The above are just some of the challenges involved in being president of a nation that has a strategic geographic position in the world and at the same time is a transit territory for migrants from the south to the north, in search of the increasingly less promising American dream.

In her speech after the quick count, Sheinbaum said: “I did not get here by myself”, we have got here together, with our heroines who gave us a homeland, with our ancestors, our mothers, our daughters, and our granddaughters.”

#EspecialElecciones | Agradezco porque por primera vez en 200 años me convertiré en la primera mujer presidenta de México. No llego sola, llegamos todas juntas: @Claudiashein

Mira aquí la transmisión en vivo: https://t.co/JTReRehenQ pic.twitter.com/hjuQyNORBf

— Julio Astillero (@julioastillero) June 3, 2024

What is already a reality is that we will have a W O M A N president, and this implies combining the views of women and a feminist agenda when she takes office in October, as a result of a historical debt whose resolution still seems very far away.

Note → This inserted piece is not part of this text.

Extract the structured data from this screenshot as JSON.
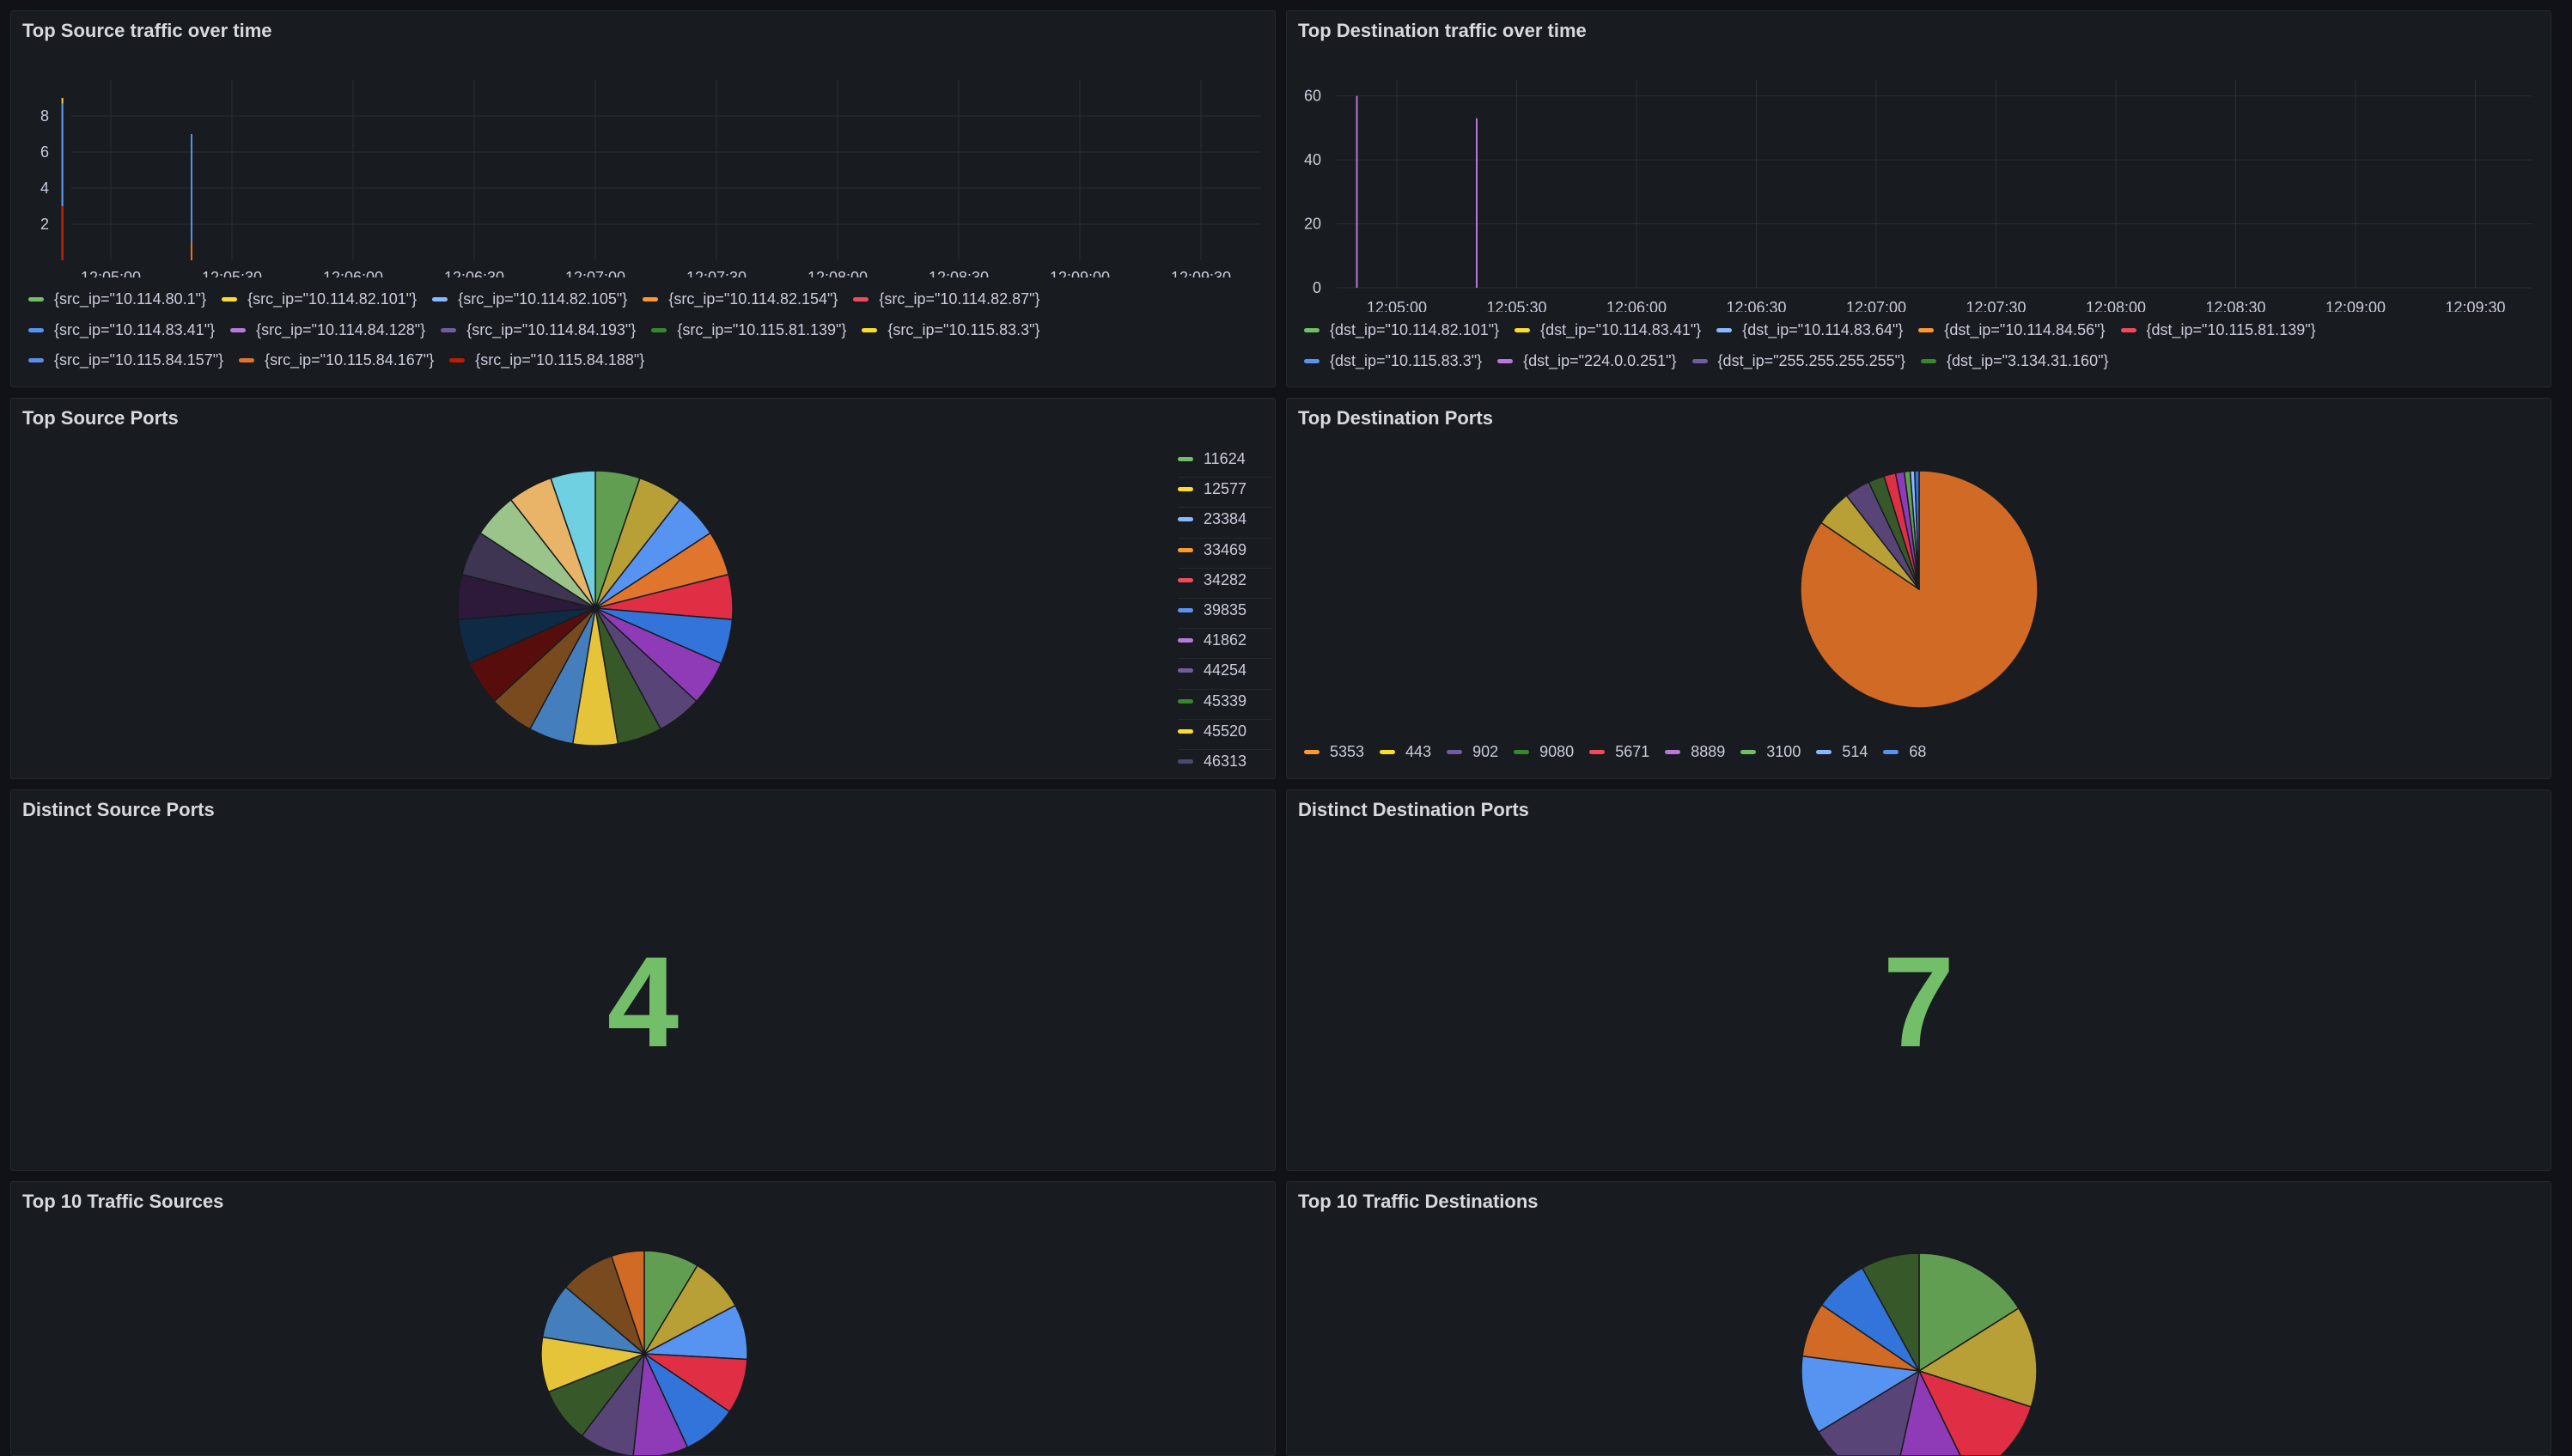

At the risk of exaggerating, and I can't help but hope that we will not be disappointed in our expectations. This is a historic moment that we hope will be memorable for all those women who didn't dare to dream of a moment like this in the 200 years since Mexico was born to freedom — and for all of us women who have come after and who not only dream of it but demand it as a guarantee of political participation under equal conditions.